There is no personal or family financial plan is truly complete without a budget. Budgeting ranks right up there with savings, investments, wise spending, and paying your bills on time.
Some financial experts suggest that not having a budget is kind of like driving around in unfamiliar territory with no map or GPS. You may think you know where you’re going, but you’re never really sure and can easily end up lost – or worse, lost and out of fuel. A budget is a roadmap that not only keeps you headed in the right direction but tells you a lot about your finances.
Let’s take a look at some of the other important reasons why budgeting matters.
It Provides a Realistic Perspective
For some people, a budget is a rude awakening as you realize how much spending you do each month compared to your income. And you may discover how much “unnecessary” spending you do, i.e., eating out, buying things you don’t need, and more. A budget will provide you with the insight you need to curb that kind of spending while saving more each month.
It’s difficult to set (and reach) financial goals without a budget because your budget will give you an idea of what some reasonable goals are and how long it will take to reach them. Say you want to buy a new laptop – how many months should it take you to save for the one you have in mind, and how much do you need to save every month? A budget will help you stay on track as you strive toward your goals.
There are always going to be unexpected expenses in life – a new roof, a major car repair – having a budget available allows you to make adjustments to your spending and help you get back on track.
Most of us desire a retirement that’s not only happy but also financially secure. A budget helps you decide how much you can set aside each month for your IRA, 401(k), or whatever retirement fund you’ve set up.

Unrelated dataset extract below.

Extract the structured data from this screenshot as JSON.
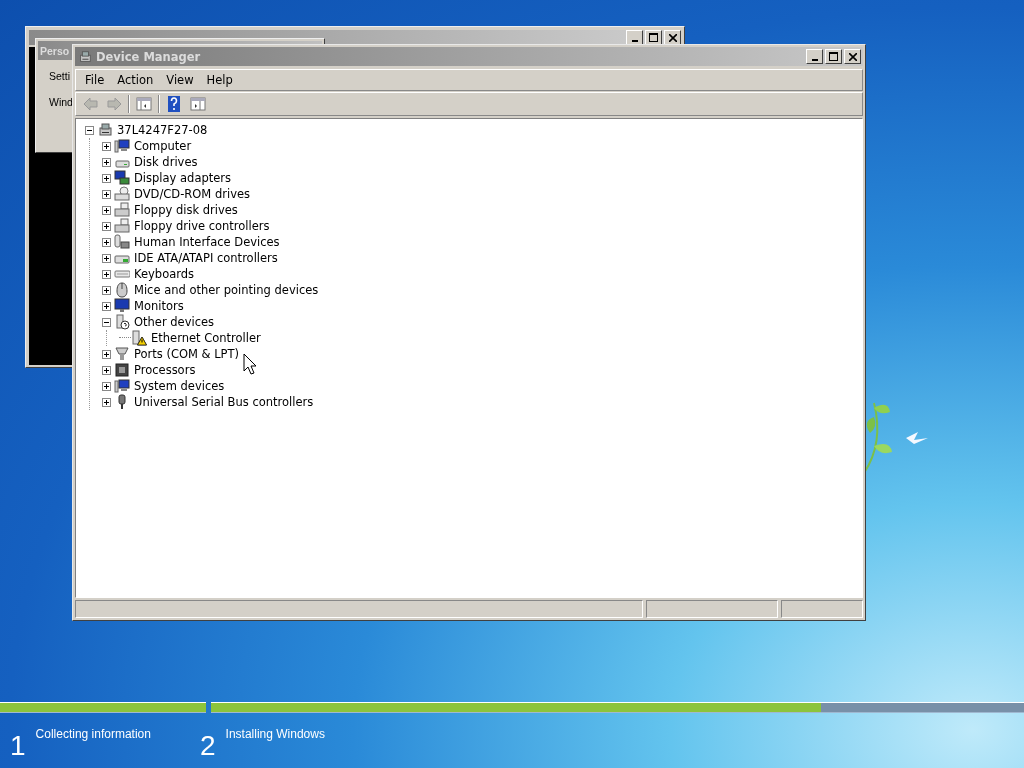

Spending unwisely can lead to a heavy reliance on credit cards to get you through each month. Living outside your means while using credit cards is detrimental to your credit score. A poor credit score will make it more difficult for you to get approved for a new car loan, a mortgage, or a business loan. Using a budget that reflects your means can help you cut back on expenses and live less reliant on credit cards.
How to Get Started
A basic budget should include home expenses, transportation costs, various bills, unexpected costs, and saving for the future (whether it’s retirement or your child’s college education).
Your home expenses, which some experts say should be no more than 30 percent of your budget, including your rent/mortgage, household furnishings and equipment, household operations (such as a lawn service), and housekeeping supplies.
Transportation costs include your car payment, insurance, and registration but also gas and repairs. Meanwhile, the consensus is that food shouldn’t take up more than 15% of your budget.
Bills could come monthly or biannually, but it’s important to include them as a line item in your budget. Estimate monthly costs of utilities, medical expenses, health/life insurance, etc. for a balanced monthly budget.
Unexpected costs can be things we’ve already mentioned, like a new roof of new braces for your child, but also prepare you for emergencies and unknown, irregular expenses.
While the notion of a “budget” can seem scary, it simply lists your income and expenses while providing a clear picture of your monthly finances. By managing your finances carefully, you’ll spend more wisely and have money left over to save after expenses.